The team studied human creative tool use, focusing on understanding both what is learned during performance, and what people think is important to learn. The human is found to learn relational programmatic strategies from only trial-and-error experience, and they persistently apply to new tasks. The extended SSUP model aligns with this behavior. The experiment has been extended to people with limb differences and the team developed a visual and physical prediction simulation benchmark that precisely measures this prediction capability.


K. R. Allen, K. A. Smith, L.-A. Bird, J. B. Tenenbaum, T. R. Makin, and D. Cowie, “Meta-strategy learning in physical problem-solving: The effect of embodied experience,” BioRxiv, 2021.07.08.451333, 2021.

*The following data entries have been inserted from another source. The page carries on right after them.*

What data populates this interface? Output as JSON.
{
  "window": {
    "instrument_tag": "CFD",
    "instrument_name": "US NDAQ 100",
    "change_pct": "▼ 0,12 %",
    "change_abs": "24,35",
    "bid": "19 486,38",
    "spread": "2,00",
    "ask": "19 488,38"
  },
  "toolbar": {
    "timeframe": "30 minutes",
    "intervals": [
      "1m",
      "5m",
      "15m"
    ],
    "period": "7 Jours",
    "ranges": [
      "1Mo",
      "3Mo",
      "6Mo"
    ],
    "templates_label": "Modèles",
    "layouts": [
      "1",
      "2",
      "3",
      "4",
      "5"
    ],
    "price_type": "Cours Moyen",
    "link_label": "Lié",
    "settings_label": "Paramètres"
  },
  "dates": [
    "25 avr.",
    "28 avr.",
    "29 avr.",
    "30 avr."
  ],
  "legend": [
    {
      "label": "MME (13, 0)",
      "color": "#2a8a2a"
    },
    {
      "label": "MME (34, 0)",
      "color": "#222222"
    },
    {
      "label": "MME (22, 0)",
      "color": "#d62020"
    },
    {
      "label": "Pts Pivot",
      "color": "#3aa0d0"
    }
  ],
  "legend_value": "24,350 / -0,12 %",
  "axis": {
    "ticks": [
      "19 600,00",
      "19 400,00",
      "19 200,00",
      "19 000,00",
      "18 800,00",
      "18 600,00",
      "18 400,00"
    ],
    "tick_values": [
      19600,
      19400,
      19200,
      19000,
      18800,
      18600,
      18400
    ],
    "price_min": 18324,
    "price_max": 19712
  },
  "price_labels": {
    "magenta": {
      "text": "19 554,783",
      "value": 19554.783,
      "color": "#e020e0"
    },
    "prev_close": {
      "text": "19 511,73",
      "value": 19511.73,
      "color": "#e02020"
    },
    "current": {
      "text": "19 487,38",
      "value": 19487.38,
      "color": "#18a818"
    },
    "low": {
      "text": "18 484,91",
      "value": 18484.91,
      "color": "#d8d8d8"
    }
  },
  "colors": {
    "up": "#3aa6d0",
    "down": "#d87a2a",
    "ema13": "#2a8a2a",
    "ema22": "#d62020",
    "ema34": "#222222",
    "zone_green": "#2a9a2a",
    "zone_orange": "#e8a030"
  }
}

Capstone Demonstration: A curious robot builder

The MIT/Penn/UW Capstone demo focuses on the development of an interactive curious robot that learns how to build complex structures. We consider a manipulator presented with a series of solids that have unusual dynamics, such as uneven centres of mass, unexpected adhesion properties or unusual kinematic properties.

This demonstration uses the Panda robot from Franka, a single arm fixed manipulator. The objects the robot interacts with have different mass distributions which are created by 3D printing blocks with interior mounts f or added weight. Up to 3 Intel RealSense D435 cameras are currently being used for the vision pipeline. MIT curiosity-driven planning system (Noseworthy 2021) has been integrated to UPenn’s keypoint detection system UW’s DeepIM object pose estimation system.

The robot has no prior information that the blocks have different mass distributions. It spends time being curious by attempting to build different structures. The planning system focuses on gathering information according to the Bayesian active learning by disagreement objective. As its construction efforts succeed and fail, it learns the properties of the blocks, and how they behave. The robot is then be given a specific task, such as build the tallest tower or build a tower with the most overhang.

The system with artificial curiosity was able to complete this task more quickly than a robot with no prior curiosity. Curiosity occurs in this experiment in how the robot interacts with the world when it does not have a task. This demonstration shows that the curious exploration will result in more efficient completion of novel tasks. Additionally, the demonstration shows that our specific mathematical theory of curiosity is more effective than other possible approaches.


M. Noseworthy, C. Moses, I . Brand, S. Castro, L. Kaelbling, T. Lozano-Pérez and N. Roy, “Curiosity-Driven Learning of Abstract Plan Feasibility,” In Proceedings of ICRA Workshop, Towards Curious Robots: Modern Approaches for Intrinsically-Motivated Intelligent Behavior, 2021.